Atheism is way too nebulous a concept to be its own driver of atrocious conduct so the latter is straight up not a thing, and it doesn't need to be. Crimes committed by people in the name of ideologies which explicitly reject religion (something something "religion is the opium of the masses") are equally potent in refuting the idea that atheists are more moral than religious people. Otherwise, most hate crimes in America are not, in fact, explicitly committed in the name of Christianity; race is by far the most common motivator.
No, it's not.
Atheism is simply the disbelief in a god.
Most hate crimes are done by conservatives, who happen to be overwhelmingly religious.
Yes, and? That's simply not enough belief to fuel a hate crime, or really anything good or bad. That atheism isn't the explicit and sole motivation of most hate crimes is nothing more than a consequence of the fact that atheism isn't the explicit and sole motivation of any radical action.
Are they?
Most conservatives are religious, but some back of the napkin math tells me you're looking at about 33% of Democrats and 20% of Republicans being religiously unaffiliated, so while this is a significant difference it's not as big as you imply; the majority of both parties is religious because the majority of Americans are religious. The only two groups I'd describe as overwhelmingly conservative here are white evangelicals and Mormons; everyone else is either more even or straight up Democratic-leaning.

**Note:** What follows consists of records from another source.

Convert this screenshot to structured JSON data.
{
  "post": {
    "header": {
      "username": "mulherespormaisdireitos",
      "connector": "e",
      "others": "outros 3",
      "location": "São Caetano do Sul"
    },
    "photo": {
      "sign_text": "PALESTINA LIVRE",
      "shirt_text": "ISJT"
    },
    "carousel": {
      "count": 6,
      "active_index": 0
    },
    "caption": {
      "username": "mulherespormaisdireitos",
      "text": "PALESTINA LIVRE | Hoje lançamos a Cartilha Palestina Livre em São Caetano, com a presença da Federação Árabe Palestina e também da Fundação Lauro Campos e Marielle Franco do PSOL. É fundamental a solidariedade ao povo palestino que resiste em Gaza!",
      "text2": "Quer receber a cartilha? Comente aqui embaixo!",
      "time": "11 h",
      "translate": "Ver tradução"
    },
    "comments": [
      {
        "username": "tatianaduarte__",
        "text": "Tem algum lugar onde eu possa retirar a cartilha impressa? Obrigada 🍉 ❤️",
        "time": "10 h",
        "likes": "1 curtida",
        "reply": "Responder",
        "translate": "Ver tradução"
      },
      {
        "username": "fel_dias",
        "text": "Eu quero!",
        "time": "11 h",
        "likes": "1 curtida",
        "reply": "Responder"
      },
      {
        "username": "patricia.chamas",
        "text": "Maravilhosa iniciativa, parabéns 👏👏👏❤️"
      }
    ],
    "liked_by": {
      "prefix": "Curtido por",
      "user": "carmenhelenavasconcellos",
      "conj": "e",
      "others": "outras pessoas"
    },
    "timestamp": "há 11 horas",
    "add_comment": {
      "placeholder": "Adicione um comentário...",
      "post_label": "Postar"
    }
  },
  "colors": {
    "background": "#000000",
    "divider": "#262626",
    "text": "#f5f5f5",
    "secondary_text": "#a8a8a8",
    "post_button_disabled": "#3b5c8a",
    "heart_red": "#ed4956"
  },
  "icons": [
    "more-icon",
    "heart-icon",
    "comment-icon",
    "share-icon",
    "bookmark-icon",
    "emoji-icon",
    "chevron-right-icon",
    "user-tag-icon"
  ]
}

Your link basically proved me right.
The exceptions being Jewish and Muslim.
Uh... did you see the rest of my comment? Again, about 66% of Democrats are religious too, so your point only holds in the sense that both parties have religious majorities. "The majority of conservatives are religious" makes only slightly more sense than "the majority of criminals are right-handed".
Uh... no? You have black Protestants and Hispanic Catholics too, with Hispanic Protestants being evenly distributed. As soon as you start correcting for race, the "religious people are bad" hypothesis loses credibility fast. Whatever is poisoning religious communities in America is clearly race-based, rather than religion-based.
It's the religious right doing the bulk of the hate criming. The left tend to have more empathy and compassion, and tend to embody more humanistic views.
Conservative religious people tend to be more selfish, egotistical, and less emphatic.